Type in your headers and values

How confident are you of the result?

Is there a risk that the pattern is due to chance only?

Randomization test

1.  How many ants picked large elaiosomes?
large.choosers <- 18
large.choosers

2.  If the ants didn't have any preferences, what differences could be found in an experiment by chance if we tested 30 ants? Paste the code several times and realize that you will get different results.
random.choice<-sample(c("Large","Small"),size=30,replace=T)
sum(random.choice=="Large")

3.  If we do this a thousand times, is there any risk that we will get more large choosers than 18?
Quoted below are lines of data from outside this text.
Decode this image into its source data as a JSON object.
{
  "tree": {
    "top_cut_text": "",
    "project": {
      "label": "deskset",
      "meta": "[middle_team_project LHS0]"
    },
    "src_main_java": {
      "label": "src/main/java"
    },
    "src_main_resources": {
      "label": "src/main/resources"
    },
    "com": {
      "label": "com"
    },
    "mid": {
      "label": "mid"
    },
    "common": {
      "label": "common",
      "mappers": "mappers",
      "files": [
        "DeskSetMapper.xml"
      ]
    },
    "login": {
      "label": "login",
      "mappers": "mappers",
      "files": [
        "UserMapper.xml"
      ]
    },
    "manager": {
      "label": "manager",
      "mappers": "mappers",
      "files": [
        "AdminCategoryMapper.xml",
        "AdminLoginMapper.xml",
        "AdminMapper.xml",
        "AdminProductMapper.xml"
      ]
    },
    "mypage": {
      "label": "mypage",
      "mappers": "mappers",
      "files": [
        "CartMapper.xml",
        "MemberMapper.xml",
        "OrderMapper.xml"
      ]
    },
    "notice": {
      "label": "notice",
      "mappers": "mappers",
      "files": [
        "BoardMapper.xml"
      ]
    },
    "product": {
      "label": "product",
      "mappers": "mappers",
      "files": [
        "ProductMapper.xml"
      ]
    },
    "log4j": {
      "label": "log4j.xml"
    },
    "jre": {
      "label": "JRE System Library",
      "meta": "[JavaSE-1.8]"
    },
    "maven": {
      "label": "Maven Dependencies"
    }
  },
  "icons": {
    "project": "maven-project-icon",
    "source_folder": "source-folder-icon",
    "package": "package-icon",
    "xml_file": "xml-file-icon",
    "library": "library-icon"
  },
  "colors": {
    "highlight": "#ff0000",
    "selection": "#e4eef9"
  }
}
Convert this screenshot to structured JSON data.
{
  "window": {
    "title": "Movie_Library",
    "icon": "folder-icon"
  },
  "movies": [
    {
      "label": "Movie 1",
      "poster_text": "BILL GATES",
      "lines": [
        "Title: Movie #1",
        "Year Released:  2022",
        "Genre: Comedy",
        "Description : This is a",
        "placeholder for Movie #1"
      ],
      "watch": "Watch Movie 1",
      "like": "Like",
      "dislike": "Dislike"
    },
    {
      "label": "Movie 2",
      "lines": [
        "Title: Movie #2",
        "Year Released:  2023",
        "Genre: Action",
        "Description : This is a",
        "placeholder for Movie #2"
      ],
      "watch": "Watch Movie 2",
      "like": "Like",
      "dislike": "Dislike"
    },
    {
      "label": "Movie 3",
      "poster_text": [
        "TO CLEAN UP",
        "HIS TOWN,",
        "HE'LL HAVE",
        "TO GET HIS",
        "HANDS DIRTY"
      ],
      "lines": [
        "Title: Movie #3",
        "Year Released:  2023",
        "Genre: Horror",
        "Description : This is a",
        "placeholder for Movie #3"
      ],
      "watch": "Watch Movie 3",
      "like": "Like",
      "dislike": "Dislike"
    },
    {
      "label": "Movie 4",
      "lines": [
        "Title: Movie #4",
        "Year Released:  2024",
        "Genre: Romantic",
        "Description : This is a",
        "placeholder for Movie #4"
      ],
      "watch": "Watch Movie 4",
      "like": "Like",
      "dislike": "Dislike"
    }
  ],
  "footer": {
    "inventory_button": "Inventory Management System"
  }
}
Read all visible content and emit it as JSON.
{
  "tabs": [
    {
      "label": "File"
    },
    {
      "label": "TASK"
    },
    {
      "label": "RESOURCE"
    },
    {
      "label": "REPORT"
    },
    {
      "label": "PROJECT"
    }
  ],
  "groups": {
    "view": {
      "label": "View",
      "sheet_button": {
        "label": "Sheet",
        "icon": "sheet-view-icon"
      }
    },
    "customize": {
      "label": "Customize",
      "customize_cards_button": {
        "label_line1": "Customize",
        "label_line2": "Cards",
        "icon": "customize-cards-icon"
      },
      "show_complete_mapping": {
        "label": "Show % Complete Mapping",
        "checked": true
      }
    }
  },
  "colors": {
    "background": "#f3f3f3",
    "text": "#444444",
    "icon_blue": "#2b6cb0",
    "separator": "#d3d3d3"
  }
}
random.large.choosers <- NULL
for (i in 1:1000){
random.choice<-sample(c("Large","Small"),size=30,replace=T)
random.large.choosers[i]<- sum(random.choice=="Large")
}

4.  You can check all random differences by typing random.large.choosers, or fix(random.large.choosers) but it is easier to inspect a histogram. Change 30 to your sample size.
hist(random.large.choosers,breaks=0:30)

5.  The 95 % of the values in random.large.choosers that are closest to 15, are not totally unlikely to get just by chance. If the number of large-choosers in your actual (real) data set is within these 95 % random values, then there is a risk that there is no real preference, and that the apparent preference in your study was just due to chance. On the other hand, if the number of large-choosers from your real data set is larger, then it is very unlikely that it is caused only by chance. Then the conclusion will be that there is indeed a preference. To see the range of the 95 % most likely values in random.large.choosers you check the value of the 25th lowest value and the 975th value (that is, 2.5 % from each end). First you have to sort the difference with sort(). And then use the address tag [] to get value 25 and 975.
sort(random.large.choosers)[c(25,975)]

6.  To get a nice graphical illustration of this, make a histogram and then add vertical lines to illustrate the 95 % interval (red) and the slope from your actual real data (blue). Change 30 to your sample size.

hist(random.large.choosers,breaks=0:30)

abline(v=sort(random.large.choosers)[c(25,975)],col="red",lwd=2)

abline(v=large.choosers,col="blue",lwd=4)

What are your conclusions? Can you trust the result from your study?

Make a binomial test.

Change the numbers. The second number should be the total sample size.

binom.test(18,30)

Is your study significant?

N.B. When you use a p-value in a report use two significant digits, like 0.0023. If it's below 0.0001 just write p< 0.0001.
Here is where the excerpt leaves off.